Whether Shashank Manohar plays chess or not, he has manoeuvred to position himself to be at the right place at the right time on the board of cricketing squares. He is always a move ahead and has an uncanny knack of steering clear of getting checkmated.
Hailing from a family of legal luminaries, he has a created a halo of a simpleton who has no use for a cellphone or a passport unless he is pitchforked into a situation to have one.
Some of his colleagues in the board have always suspected his cultivated good boy image. They questioned his motives and say that had it not been for the patronage of the wily Sharad Pawar and moving into Arun Jaitley’s camp at an opportune time, he would not have survived in the board politics. That’s some ingenuity for someone whose family members served as top legal officers in the Congress governments.

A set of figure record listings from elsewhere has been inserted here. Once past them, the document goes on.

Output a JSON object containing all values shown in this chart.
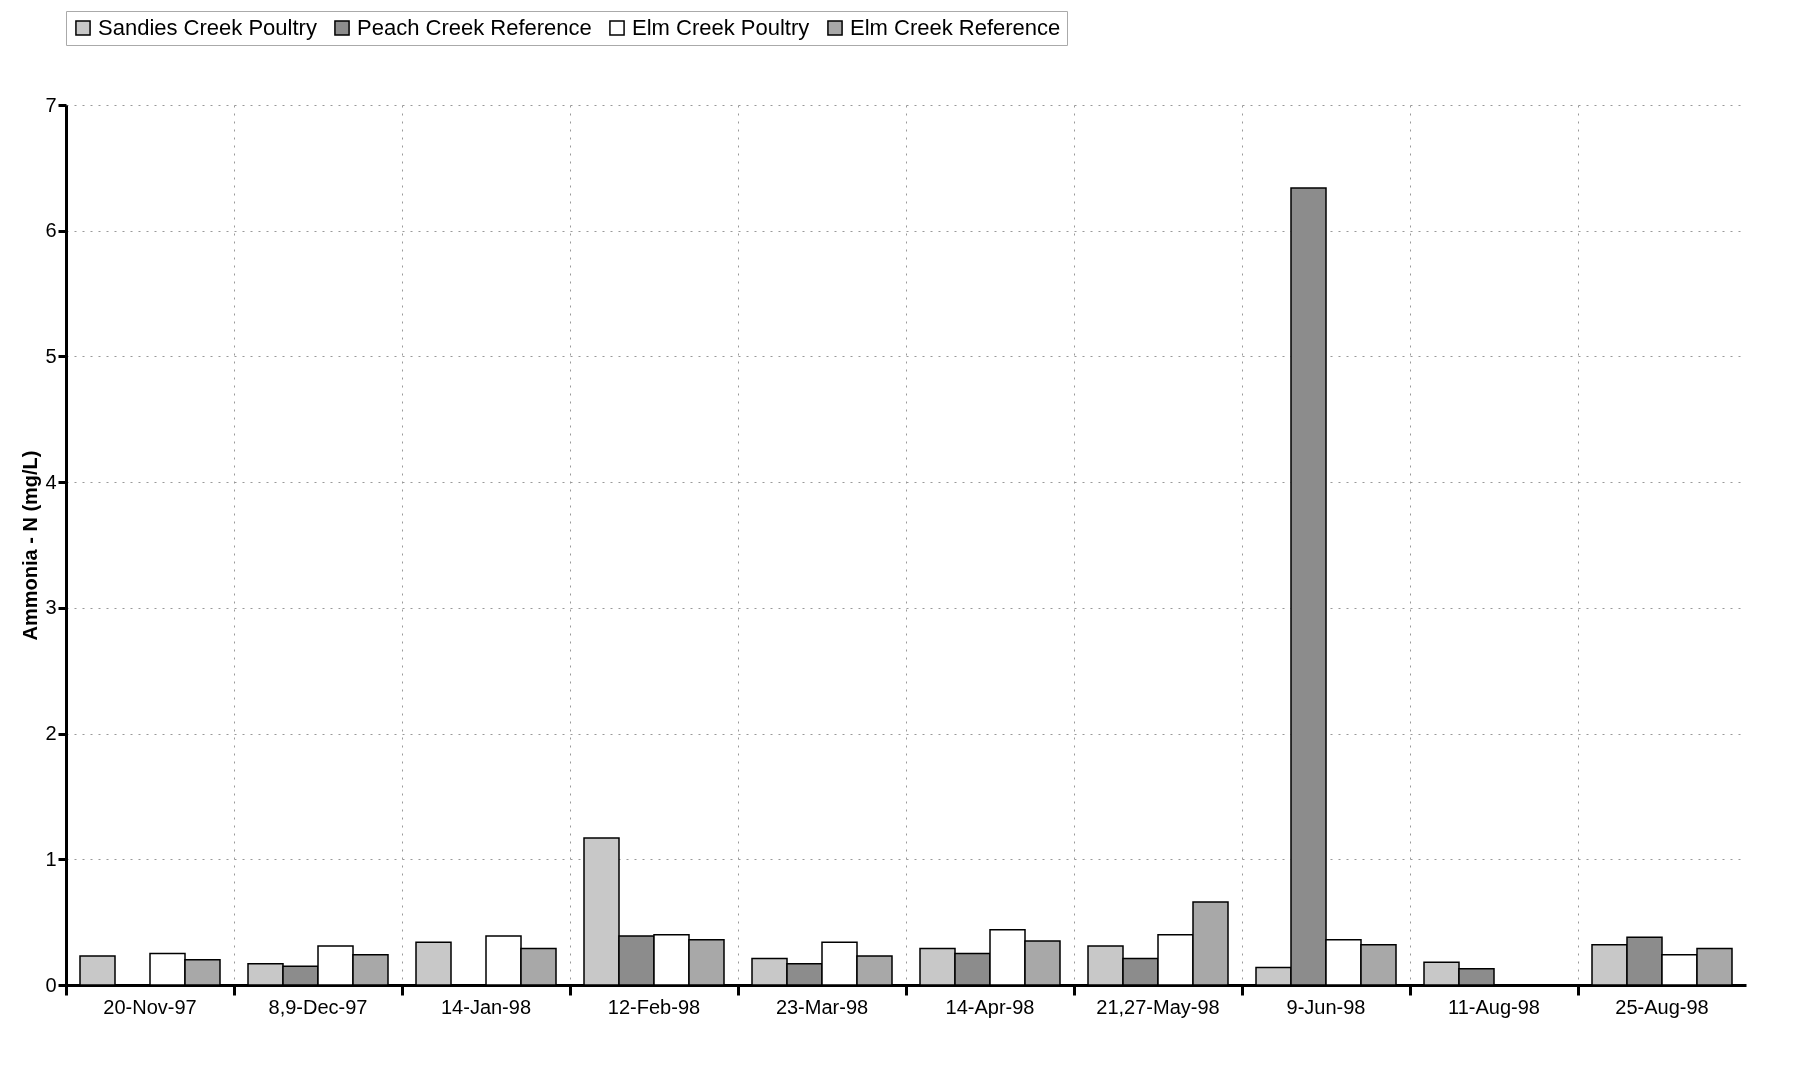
{
  "chart_data": {
    "type": "bar",
    "ylabel": "Ammonia - N (mg/L)",
    "categories": [
      "20-Nov-97",
      "8,9-Dec-97",
      "14-Jan-98",
      "12-Feb-98",
      "23-Mar-98",
      "14-Apr-98",
      "21,27-May-98",
      "9-Jun-98",
      "11-Aug-98",
      "25-Aug-98"
    ],
    "series": [
      {
        "name": "Sandies Creek Poultry",
        "color": "#c8c8c8",
        "values": [
          0.23,
          0.17,
          0.34,
          1.17,
          0.21,
          0.29,
          0.31,
          0.14,
          0.18,
          0.32
        ]
      },
      {
        "name": "Peach Creek Reference",
        "color": "#8c8c8c",
        "values": [
          null,
          0.15,
          null,
          0.39,
          0.17,
          0.25,
          0.21,
          6.34,
          0.13,
          0.38
        ]
      },
      {
        "name": "Elm Creek Poultry",
        "color": "#ffffff",
        "values": [
          0.25,
          0.31,
          0.39,
          0.4,
          0.34,
          0.44,
          0.4,
          0.36,
          null,
          0.24
        ]
      },
      {
        "name": "Elm Creek Reference",
        "color": "#a8a8a8",
        "values": [
          0.2,
          0.24,
          0.29,
          0.36,
          0.23,
          0.35,
          0.66,
          0.32,
          null,
          0.29
        ]
      }
    ],
    "ylim": [
      0,
      7
    ],
    "yticks": [
      0,
      1,
      2,
      3,
      4,
      5,
      6,
      7
    ],
    "grid": true,
    "legend": "top"
  }
}
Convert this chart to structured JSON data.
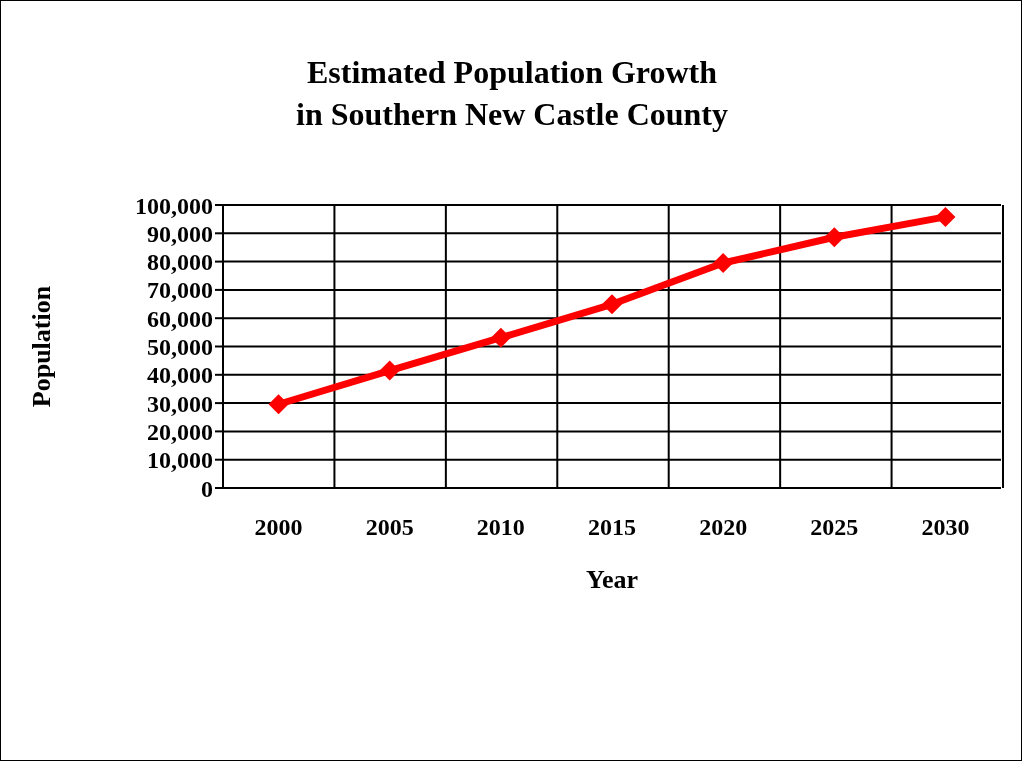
{
  "chart_data": {
    "type": "line",
    "title": "Estimated Population Growth\nin Southern New Castle County",
    "xlabel": "Year",
    "ylabel": "Population",
    "categories": [
      "2000",
      "2005",
      "2010",
      "2015",
      "2020",
      "2025",
      "2030"
    ],
    "series": [
      {
        "color": "#ff0000",
        "values": [
          29600,
          41500,
          53100,
          64900,
          79500,
          88600,
          95800
        ]
      }
    ],
    "ylim": [
      0,
      100000
    ],
    "yticks": [
      0,
      {
        "value": 10000,
        "label": "10,000"
      },
      {
        "value": 20000,
        "label": "20,000"
      },
      {
        "value": 30000,
        "label": "30,000"
      },
      {
        "value": 40000,
        "label": "40,000"
      },
      {
        "value": 50000,
        "label": "50,000"
      },
      {
        "value": 60000,
        "label": "60,000"
      },
      {
        "value": 70000,
        "label": "70,000"
      },
      {
        "value": 80000,
        "label": "80,000"
      },
      {
        "value": 90000,
        "label": "90,000"
      },
      {
        "value": 100000,
        "label": "100,000"
      }
    ],
    "grid": true,
    "marker": "diamond",
    "legend": false
  }
}
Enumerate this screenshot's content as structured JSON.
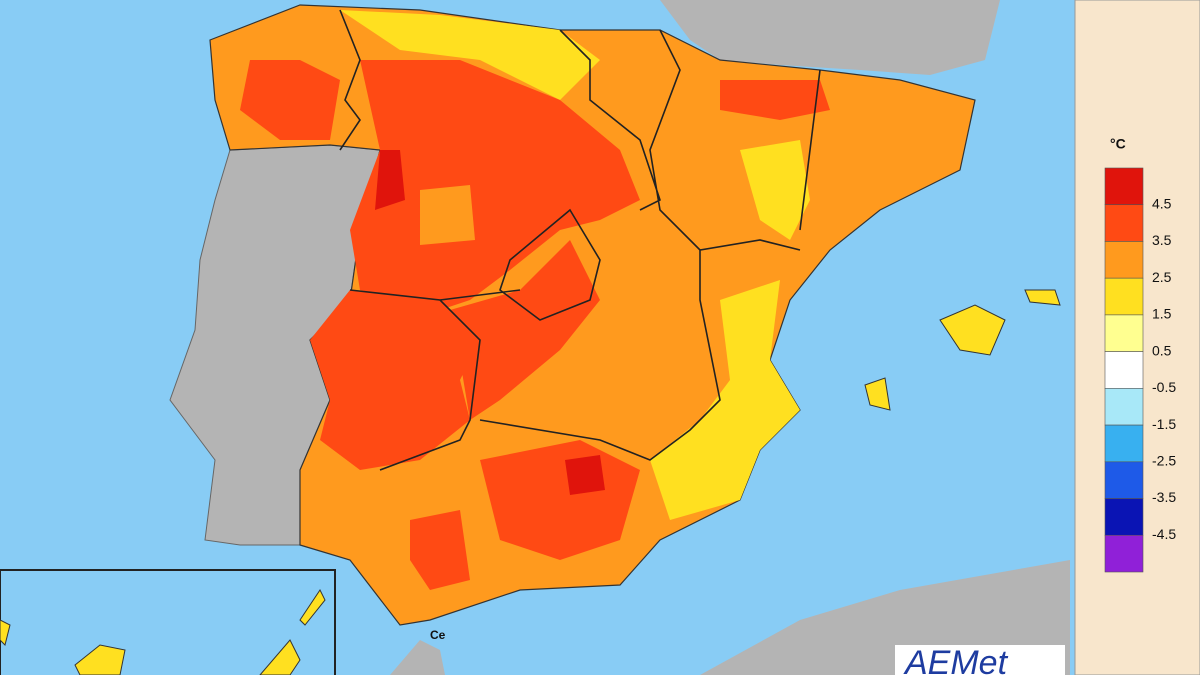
{
  "legend": {
    "title": "°C",
    "colors": [
      "#e0140c",
      "#ff4a14",
      "#ff9a1e",
      "#ffe020",
      "#ffff90",
      "#ffffff",
      "#a8e8f8",
      "#38b0f0",
      "#1e5ae8",
      "#0a14b4",
      "#9020d8"
    ],
    "labels": [
      "4.5",
      "3.5",
      "2.5",
      "1.5",
      "0.5",
      "-0.5",
      "-1.5",
      "-2.5",
      "-3.5",
      "-4.5"
    ]
  },
  "map_label": "Ce",
  "logo": "AEMet"
}
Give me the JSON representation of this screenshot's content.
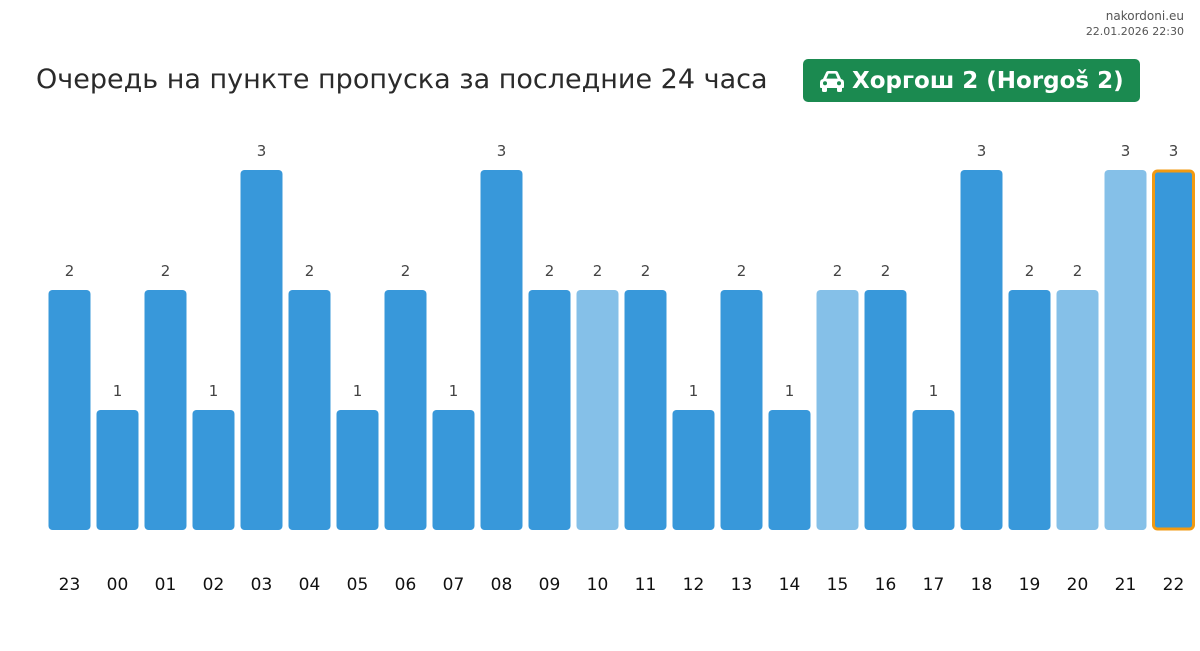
{
  "source": {
    "site": "nakordoni.eu",
    "timestamp": "22.01.2026 22:30"
  },
  "header": {
    "title": "Очередь на пункте пропуска за последние 24 часа",
    "badge_label": "Хоргош 2 (Horgoš 2)",
    "badge_icon": "car-icon",
    "badge_color": "#1b8a50"
  },
  "colors": {
    "bar": "#3898da",
    "bar_light": "#85c0e8",
    "highlight_border": "#f29a12",
    "label": "#444444",
    "tick": "#111111"
  },
  "chart_data": {
    "type": "bar",
    "title": "Очередь на пункте пропуска за последние 24 часа",
    "xlabel": "",
    "ylabel": "",
    "categories": [
      "23",
      "00",
      "01",
      "02",
      "03",
      "04",
      "05",
      "06",
      "07",
      "08",
      "09",
      "10",
      "11",
      "12",
      "13",
      "14",
      "15",
      "16",
      "17",
      "18",
      "19",
      "20",
      "21",
      "22"
    ],
    "values": [
      2,
      1,
      2,
      1,
      3,
      2,
      1,
      2,
      1,
      3,
      2,
      2,
      2,
      1,
      2,
      1,
      2,
      2,
      1,
      3,
      2,
      2,
      3,
      3
    ],
    "light": [
      false,
      false,
      false,
      false,
      false,
      false,
      false,
      false,
      false,
      false,
      false,
      true,
      false,
      false,
      false,
      false,
      true,
      false,
      false,
      false,
      false,
      true,
      true,
      false
    ],
    "highlighted_category": "22",
    "ylim": [
      0,
      3
    ],
    "grid": false,
    "legend": "none",
    "data_labels": true
  }
}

Manohar is no less a politician. When he realised that Lalit Modi was growing too big for his boots, he gave the impression of even defying his mentor Pawar to join hands with Narayanaswamy Srinivasan to get rid of the man who conceived the most popular cricket product, the Indian Premier League (IPL), from the Indian board.
The same monk-like Manohar went along with Jagmohan Dalmiya when some of his so-called comrades were fighting him inside the board room before getting into the forefront when Pawar seized power in the board.
His elevation as the first independent chairman of the International Cricket Council (ICC) is a cause for celebration, but most board members feel he has let them down when they needed him the most.
One senior member was upset with his statement after his unanimous election. At a time when he should be worrying about the structure of the Indian board, he talked of the exciting times for international cricket and carrying out a comprehensive review of the 2014 constitutional amendments aimed at improving governance structures.
To be fair to Manohar, he did try to implement some of the recommendations of the Justice Rajendra Mal Lodha Committee even before the board and its associates challenged a few of them before the Supreme Court.
He quickly dealt with the conflict of interest issue, appointed an ombudsman and a CEO and importantly, showed some transparency by putting the constitution and all the tenders on the board’s website.
While some of the affiliates of the board are fighting on the age cap of 70 for board officials, restrictions on ads during matches, one state one vote, Manohar at 58 apparently is not unconcerned about them and is more interested in distributing the ICC revenues equally to all the stakeholders, even though 80 percent of it is generated by India.
Quite a few associations are unhappy with Manohar for snatching away huge sums of money accruing to the Indian board under Srinivasan’s 2014 revenue-sharing agreement with the Australian and English boards. The amount varies from Rs.1,000 crore to Rs.4,000 crore.
Former treasurer and a name being bandied about as a possible person to head the board, Ajay Shirkey, spoke for all of them, though he says he would not know the feelings of the others, when he said Shshank left it at a critical juncture when his presence was most needed.
Manohar’s departure was abrupt, he felt, and said he should have called a meeting of the board to explain his move before thanking them all.
Shirkey is also disappointed with the new ICC distribution system worked out by Manohar. It will lead huge revenue loss for the Indian board, hitting its cricket badly, he said.
Shirkey made it clear that he is not aspiring to become the board president, though what he did not say is that he spends much of his time these days in England with his big business. Thus the field is left for two politicians, Anurag Thakur and Rajeev Shukla, though some board members are not averse to backing vice president Gokaraju Gangaraju, a BJP MP from Andhra.
Manohar is seen as a messiah by international cricket chiefs whereas the Indian board members see him as promoting himself by running a Sarvodaya movement. He is liked by the international boards that were also not unhappy with the earlier revenue-sharing arrangement, though they hated Srinivasan’s high-handedness.
A man who has portrayed himself as a saint, will he now strike down some of the decisions taken in the post-IPL era and revert to the Future Tours Programme, insisting on every country playing every other member of the ICC?
Also of curiosity is how he will take on the Indian board. Will he insist on it accepting the Umpires Decision Review System? He might persuade the Indian board to fall in line, failing which forcing it down. If he can bring the Indian board down from its high pedestal, his stock will go up in the committee of cricket nations.